While, as usual, Tranter follows the historical timeline, the details of his life are sketchy. There are no contemporary accounts of his life, the first coming eighty years after his execution. This gives the novelist a broad scope to describe the actions he led. Not that he drifts off into the fantasy that was Mel Gibson's Braveheart!

Most of the story focuses on the many small raids he conducted across Scotland before the Battle of Stirling Bridge in 1297. We don't have the details to back these up, but Tranter gives a realistic flavour of the sorts of actions he led. After Stirling Bridge, he was pitched into a leadership position he had no training for, without any meaningful support from the nobility. The nobles abandoned the field at Falkirk in 1298, leaving the Scottish schiltrons painfully exposed to English and Welsh archers.

While there is some evidence that Wallace went abroad after Falkirk, Tranter uses a considerable licence to describe Wallace's campaigns leading French forces at Bordeaux. He almost certainly went to Rome to plead Scotland's case to the Pope, and he may have gone to Norway, a trip Tranter ignores. Wallace was probably not best suited to diplomacy.

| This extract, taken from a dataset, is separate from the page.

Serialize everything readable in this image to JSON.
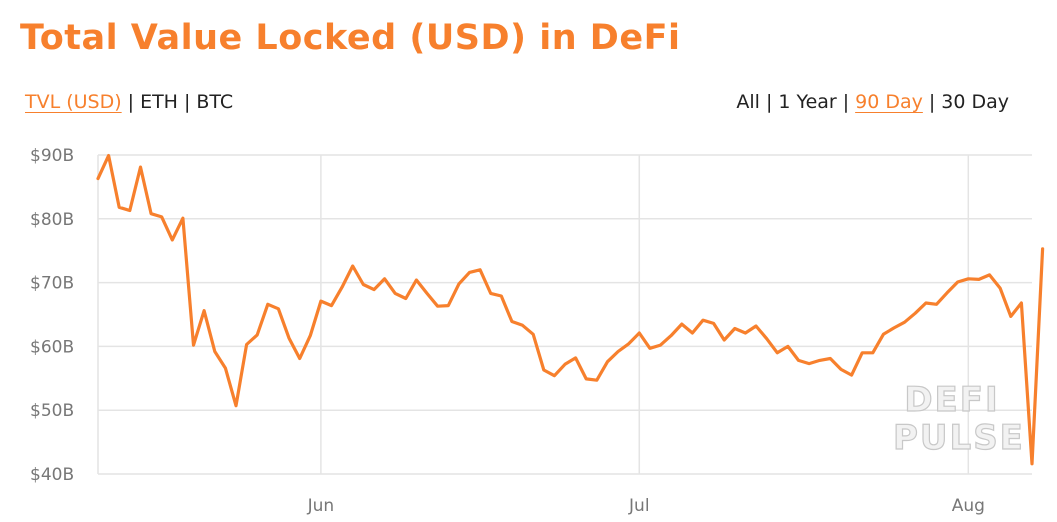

Tranter captured Wallace's uncompromising nature in a period when the nobility was prepared to compromise their positions when it was expedient to do so. Modern nationalism played no part in their calculations. He is more sympathetic than most historians in his treatment of Bruce. He even has him rescuing Wallace at Falkirk, which is unlikely. Wallace remained loyal to King John, which would not have endeared him to Bruce. 

Wallace was executed as a traitor to a King he never swore fealty to. Yet, he remained true to his almost unique code of honour. So, while he failed to achieve his objectives, he should at least be remembered for that.